Back in the 1980s, technologists were loved-up with virtual reality and Nintendo's Power Glove (http://www.youtube.com/watch?v=WYBzKFm-rd0) was an attempt to bring some of VR's multi-million dollar futurism into the living room.
The 1989 Power Glove was based on VPL's DataGlove technology. It could detect 3D movement (such as pitch, yaw, roll) and whether the fingers of the glove were being flexed.
With the addition of NES controller buttons, Nintendo had a revolutionary gaming controller on its hands.
Unfortunately, the Power Glove was criticised for its imprecise controls and only two games (Super Glove Ball and Bad Street Brawler) were ever released for it. 17 years on and Nintendo returned to the 3D idea for the Wii's control system.
The Sega Dreamcast Fishing Rod
Some games inspire the development of controllers that just can't be used for anything else. Take Sega's relaxing Dreamcast title, Get Bass, aka Bass Fishing (US).
To truly play this fish-sim properly you needed to invest in the Fishing Rod controller.
Cast your lure into the superbly rendered lake environment and then wait... wait for it... and... wait. Force-feedback technology built into the plastic rod would tell you when you had a bite.
But hooking a bass was just the start of a strategic tug-of-war as you tried to land the struggling fish without snapping the line or snagging it on underwater obstacles.
The Novint Falcon 3D controller
Novint makes a bold claim for its Falcon controller, saying that its technology "transforms the user experience by adding realistic interactive 3D touch to computing".
While it looks like the accidental offspring of a satellite speaker and an angle-poise lamp, think of the Falcon as a 3D mouse. It can move up and down, forwards and backwards just like a traditional mouse. But the Falcon can also move up and down.

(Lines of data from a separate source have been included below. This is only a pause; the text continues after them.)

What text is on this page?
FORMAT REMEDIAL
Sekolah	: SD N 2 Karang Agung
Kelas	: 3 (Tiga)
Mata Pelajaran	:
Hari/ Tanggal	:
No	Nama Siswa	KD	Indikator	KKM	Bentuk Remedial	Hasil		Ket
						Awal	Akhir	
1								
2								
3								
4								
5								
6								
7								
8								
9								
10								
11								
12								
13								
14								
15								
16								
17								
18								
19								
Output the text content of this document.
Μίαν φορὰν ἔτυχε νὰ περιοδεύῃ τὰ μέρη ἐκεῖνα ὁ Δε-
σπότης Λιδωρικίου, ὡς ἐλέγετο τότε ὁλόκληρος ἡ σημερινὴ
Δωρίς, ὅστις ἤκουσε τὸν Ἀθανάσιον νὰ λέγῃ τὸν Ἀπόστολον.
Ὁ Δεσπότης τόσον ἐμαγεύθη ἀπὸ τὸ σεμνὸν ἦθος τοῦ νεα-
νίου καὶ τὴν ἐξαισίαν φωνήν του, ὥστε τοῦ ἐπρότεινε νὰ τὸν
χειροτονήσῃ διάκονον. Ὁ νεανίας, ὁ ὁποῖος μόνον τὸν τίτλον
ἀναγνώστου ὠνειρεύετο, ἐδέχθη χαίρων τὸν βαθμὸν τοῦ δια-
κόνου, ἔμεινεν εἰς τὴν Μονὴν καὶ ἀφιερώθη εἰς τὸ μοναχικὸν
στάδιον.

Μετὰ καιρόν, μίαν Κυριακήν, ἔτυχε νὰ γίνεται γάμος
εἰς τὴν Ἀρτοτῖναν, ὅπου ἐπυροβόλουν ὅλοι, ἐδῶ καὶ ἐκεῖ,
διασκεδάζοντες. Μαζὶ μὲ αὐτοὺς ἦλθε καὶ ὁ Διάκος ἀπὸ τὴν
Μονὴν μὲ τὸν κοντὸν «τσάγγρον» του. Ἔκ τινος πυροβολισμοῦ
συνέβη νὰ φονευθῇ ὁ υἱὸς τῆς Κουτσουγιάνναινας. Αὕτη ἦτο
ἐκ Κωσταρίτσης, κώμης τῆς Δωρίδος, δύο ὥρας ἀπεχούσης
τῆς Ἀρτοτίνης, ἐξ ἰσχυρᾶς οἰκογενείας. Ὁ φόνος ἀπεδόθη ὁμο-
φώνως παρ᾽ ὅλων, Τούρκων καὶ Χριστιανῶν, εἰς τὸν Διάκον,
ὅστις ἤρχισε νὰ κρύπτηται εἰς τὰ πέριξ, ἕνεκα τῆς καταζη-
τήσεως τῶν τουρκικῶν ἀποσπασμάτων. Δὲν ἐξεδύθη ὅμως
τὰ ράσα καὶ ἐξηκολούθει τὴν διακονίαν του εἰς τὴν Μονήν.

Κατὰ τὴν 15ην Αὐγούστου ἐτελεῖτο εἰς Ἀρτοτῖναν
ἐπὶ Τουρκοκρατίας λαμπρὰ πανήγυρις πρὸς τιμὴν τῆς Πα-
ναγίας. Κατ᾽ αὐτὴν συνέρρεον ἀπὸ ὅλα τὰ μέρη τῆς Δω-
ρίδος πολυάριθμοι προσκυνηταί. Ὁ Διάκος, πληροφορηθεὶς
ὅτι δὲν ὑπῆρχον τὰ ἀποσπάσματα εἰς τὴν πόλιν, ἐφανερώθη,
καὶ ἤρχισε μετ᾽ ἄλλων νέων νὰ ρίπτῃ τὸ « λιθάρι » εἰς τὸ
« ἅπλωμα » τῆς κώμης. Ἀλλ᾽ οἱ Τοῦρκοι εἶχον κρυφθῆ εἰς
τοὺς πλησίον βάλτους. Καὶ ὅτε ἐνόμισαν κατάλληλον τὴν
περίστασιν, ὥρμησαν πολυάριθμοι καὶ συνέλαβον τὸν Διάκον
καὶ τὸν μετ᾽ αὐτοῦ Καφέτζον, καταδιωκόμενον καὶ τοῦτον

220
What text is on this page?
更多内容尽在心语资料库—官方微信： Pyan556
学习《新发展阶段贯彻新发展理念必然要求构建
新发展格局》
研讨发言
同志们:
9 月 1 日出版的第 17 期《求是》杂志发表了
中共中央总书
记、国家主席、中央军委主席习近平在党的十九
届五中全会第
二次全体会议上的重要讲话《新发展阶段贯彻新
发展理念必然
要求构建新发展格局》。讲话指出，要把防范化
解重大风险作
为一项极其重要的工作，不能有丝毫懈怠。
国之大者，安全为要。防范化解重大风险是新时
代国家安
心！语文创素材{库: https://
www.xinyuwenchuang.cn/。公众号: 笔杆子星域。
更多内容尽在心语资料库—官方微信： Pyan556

At the same time, small motors in the controller provide haptic feedback giving you a sense of texture and shape. Watch the demo online.
More than simply a webcam, Sony's EyeToy http://www.eyetoy.com/ stands out from the crowd because it almost abandons the idea of a controller altogether.
Instead, the player is the controller. In its debut game, EyeToy Play, players could interact with onscreen objects in a series of party games – punching invading ninja warriors, heading a football or copying dance moves.
EyeToy's genius is its simplicity and, while the collision detection is often poor, the easy interactivity arguably makes up for it. Despite its undoubted success, the EyeToy camera's popularity has been hit hard by the decline of the PlayStation 2 platform and the arrival of the Nintendo Wii.
Made by the company that manufacturers RailDriver (the only desktop train cab controller, don't you know), ShipDriver includes an interchangeable tiller, a ship's wheel, and a modern steering wheel to let you match rudder control to your virtual boat.
Of course, that means you need some virtual boat software to go with it. Look out for Ship Simulator 2006 coming to a store near you soon.